Bangkok – Suthep Thaugsuban, ex leader del People’s Democratic Reform Committee (Pdrc) e capo della rivolta che ha infiammato Bangkok per sei mesi portando all’ennesimo colpo di stato in Thailandia il 22 maggio del 2014 – il diciannovesimo tra riusciti e tentati dal 1932, anno della nascita della monarchia costituzionale nel Paese – ha abbandonato gli abiti civili e si è fatto monaco.

Una decisione inaspettata che, secondo le persone più vicine a Thaugsuban, è stata presa nel silenzio più totale pochi giorni dopo l’avvenuto golpe militare. Stando alle poche informazioni fatte traplare da quelli che gli sono vicini, l’ex capo popolo avrebbe scelto di indossare il kesa color arancio, l’abito tradizionale buddhista, per espiare le colpe accumulate sin ora e meditare sulla sua condotta terrena. Certo è che Suthep ha avuto un ruolo decisivo nel mutamento politico del Paese, proprio grazie alle sue azioni radicali, azioni che, oggi, con questa decisione, sembra aver posto a sigillo della sua precedente esperienza.

L’ex leader della rivolta “Shutdown Bangkok”, che ha portato in strada diverse migliaia di persone contro l’ex governo, è stato ordinato monaco nello scorso giugno, a seguito di una cerimonia sobria e riservata nel tempio di Wat Suan Mokkh nel giugno scorso. Il tempio si trova in un villaggio della provincia di Surat Thani – feudo elettorale del capo della rivolta – nel Sud della Thailandia. Suthep, in questi mesi, si è così dedicato alla vita monastica, con tutte le privazioni che questa comporta: una stanza spoglia, l’assenza di eletticità, un pasto frugale al giorno, elemosina ed esercizi spirituali quotidiani. Insomma, nulla a che vedere con le precedenti abitudini. Suthep, infatti, è noto per aver goduto a fondo di tutti i privilegi e i comfort inerenti al suo status politico. Amante della buona cucina e della bella vita non era difficile incontrarlo nei risoranti più in voga di Bangkok, come il blasonato Thonglor restaurant sulla Sukhumvit road.
Il colpo di Stato è arrivato dopo sei mesi di crisi politica e tensioni che hanno provocato 28 morti e oltre 800 feriti tra scontri a fuoco e attentati dinamitardi. I disordini, nella capitale di quello che, ironia della sorte, viene chiamato il “Paese dei sorrisi”, erano iniziati nel novembre 2013, quando i manifestanti antigovernativi – sostenuti dagli ambienti vicino alla monarchia e dai vertici dell’esercito – chiedevano le immediate dimissioni del governo di Yingluck Shinawatra – sorella di Thaksin Shinawatra, per anni primo ministro thailandese, ora in esilio – e la riforma del sistema politico.
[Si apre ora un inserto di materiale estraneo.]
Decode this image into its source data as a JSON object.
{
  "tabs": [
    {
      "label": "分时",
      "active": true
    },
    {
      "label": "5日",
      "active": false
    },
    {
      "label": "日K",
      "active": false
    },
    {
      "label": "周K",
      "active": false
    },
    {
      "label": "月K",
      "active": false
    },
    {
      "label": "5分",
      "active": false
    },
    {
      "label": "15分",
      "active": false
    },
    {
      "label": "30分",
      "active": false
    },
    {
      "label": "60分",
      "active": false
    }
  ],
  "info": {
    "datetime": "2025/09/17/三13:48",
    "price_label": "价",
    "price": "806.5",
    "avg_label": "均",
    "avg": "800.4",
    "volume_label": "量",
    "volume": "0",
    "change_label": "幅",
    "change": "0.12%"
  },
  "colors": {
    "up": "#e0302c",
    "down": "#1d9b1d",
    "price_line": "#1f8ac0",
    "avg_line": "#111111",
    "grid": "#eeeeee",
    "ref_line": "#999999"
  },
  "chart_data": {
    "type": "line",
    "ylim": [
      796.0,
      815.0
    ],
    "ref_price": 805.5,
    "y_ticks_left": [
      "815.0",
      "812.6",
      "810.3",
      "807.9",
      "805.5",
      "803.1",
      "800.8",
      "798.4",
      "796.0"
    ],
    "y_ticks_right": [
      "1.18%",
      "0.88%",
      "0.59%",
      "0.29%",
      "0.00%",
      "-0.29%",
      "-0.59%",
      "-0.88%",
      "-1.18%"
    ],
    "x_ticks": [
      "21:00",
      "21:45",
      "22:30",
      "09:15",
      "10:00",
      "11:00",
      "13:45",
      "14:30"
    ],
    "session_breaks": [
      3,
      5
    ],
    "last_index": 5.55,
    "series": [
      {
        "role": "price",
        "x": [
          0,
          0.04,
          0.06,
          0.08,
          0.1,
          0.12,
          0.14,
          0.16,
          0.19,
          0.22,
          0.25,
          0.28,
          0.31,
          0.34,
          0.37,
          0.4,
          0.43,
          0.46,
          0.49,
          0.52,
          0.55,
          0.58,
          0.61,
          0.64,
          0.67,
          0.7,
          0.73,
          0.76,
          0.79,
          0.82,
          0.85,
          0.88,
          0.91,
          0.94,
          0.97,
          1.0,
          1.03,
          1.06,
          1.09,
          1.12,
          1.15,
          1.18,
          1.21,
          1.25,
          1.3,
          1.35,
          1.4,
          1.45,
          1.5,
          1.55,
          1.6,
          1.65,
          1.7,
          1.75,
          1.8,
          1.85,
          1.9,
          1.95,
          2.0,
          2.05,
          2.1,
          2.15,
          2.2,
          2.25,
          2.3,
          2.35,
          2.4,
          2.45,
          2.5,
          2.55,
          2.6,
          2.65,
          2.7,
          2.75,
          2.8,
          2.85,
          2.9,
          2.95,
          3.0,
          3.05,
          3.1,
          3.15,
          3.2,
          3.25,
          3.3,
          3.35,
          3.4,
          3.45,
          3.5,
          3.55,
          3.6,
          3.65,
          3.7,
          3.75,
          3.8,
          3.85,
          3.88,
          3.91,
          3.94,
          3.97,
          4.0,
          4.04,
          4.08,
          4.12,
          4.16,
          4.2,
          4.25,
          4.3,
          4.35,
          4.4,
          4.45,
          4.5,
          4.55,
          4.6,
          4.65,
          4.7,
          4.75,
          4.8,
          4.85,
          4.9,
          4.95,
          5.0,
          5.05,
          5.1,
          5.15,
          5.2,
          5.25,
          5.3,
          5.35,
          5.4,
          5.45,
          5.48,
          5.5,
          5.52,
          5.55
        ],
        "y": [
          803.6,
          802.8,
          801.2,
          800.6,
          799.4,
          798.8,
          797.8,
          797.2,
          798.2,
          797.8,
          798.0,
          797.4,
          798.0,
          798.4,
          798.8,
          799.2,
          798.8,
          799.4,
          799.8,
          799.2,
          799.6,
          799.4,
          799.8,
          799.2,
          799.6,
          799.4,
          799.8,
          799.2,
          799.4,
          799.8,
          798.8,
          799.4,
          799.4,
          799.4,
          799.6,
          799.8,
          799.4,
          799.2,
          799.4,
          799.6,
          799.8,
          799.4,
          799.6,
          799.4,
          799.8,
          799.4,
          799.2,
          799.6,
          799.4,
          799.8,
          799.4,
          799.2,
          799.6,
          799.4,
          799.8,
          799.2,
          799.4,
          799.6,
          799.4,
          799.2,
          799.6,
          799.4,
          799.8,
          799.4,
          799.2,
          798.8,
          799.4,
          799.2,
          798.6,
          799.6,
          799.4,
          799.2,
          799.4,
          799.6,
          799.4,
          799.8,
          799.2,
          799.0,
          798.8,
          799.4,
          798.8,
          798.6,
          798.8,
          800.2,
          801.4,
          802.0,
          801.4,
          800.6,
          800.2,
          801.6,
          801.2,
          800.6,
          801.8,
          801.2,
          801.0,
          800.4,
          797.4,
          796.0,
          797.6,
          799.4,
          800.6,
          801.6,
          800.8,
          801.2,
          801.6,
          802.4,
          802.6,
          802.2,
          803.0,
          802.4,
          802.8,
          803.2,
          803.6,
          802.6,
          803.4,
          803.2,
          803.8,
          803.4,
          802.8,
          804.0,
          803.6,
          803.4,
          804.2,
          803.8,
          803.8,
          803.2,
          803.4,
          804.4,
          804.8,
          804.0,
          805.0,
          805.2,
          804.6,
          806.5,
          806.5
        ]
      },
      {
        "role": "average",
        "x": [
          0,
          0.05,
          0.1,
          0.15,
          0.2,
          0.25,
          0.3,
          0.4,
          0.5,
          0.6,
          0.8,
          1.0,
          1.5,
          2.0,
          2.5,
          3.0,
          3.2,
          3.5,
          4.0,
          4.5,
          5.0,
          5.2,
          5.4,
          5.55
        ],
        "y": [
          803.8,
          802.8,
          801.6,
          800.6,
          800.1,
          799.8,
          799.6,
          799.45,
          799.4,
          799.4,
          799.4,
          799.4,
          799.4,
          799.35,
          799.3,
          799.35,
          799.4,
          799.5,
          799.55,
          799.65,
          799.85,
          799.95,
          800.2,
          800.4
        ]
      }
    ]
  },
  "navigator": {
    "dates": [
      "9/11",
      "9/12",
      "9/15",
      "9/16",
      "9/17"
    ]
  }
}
In seguito ai disordini e alla instaurazione della giunta militare, Yingluck, che adesso rischia dieci anni di carcere, è stata interdetta dallo svolgere attività politica sine die.
Suthep Thaugsuban – con diversi mandati d’arresto pendenti sulla sua persona che non sono mai stati mai eseguiti – oggi ribattezzato con il nome religioso di “Prapakaro” che in pali, la lingua litrugica del buddismo theravada, significa “la luce della saggezza”, potrebbe essersi fatto monaco anche per espiare le proprie colpe in omaggio alle diverse vittime delle rivolte che ha scatenato.
Ed infine, secondo i più complottisti, questa decisione potrebbe essere stata presa anche per un secondo fine, ovvero quello di acquisire una sorta di “immunità” in caso qualcuno voglia regolare i conti con lui e vendicarsi per i torti subiti. Per il buddismo, infatti, uccidere un monaco è considerato un peccato gravissimo. Non è difficile pensare che più d’uno sia intenzionato a rivalersi su un uomo che ha così radicalmente inciso sul destino politico della Thailandia.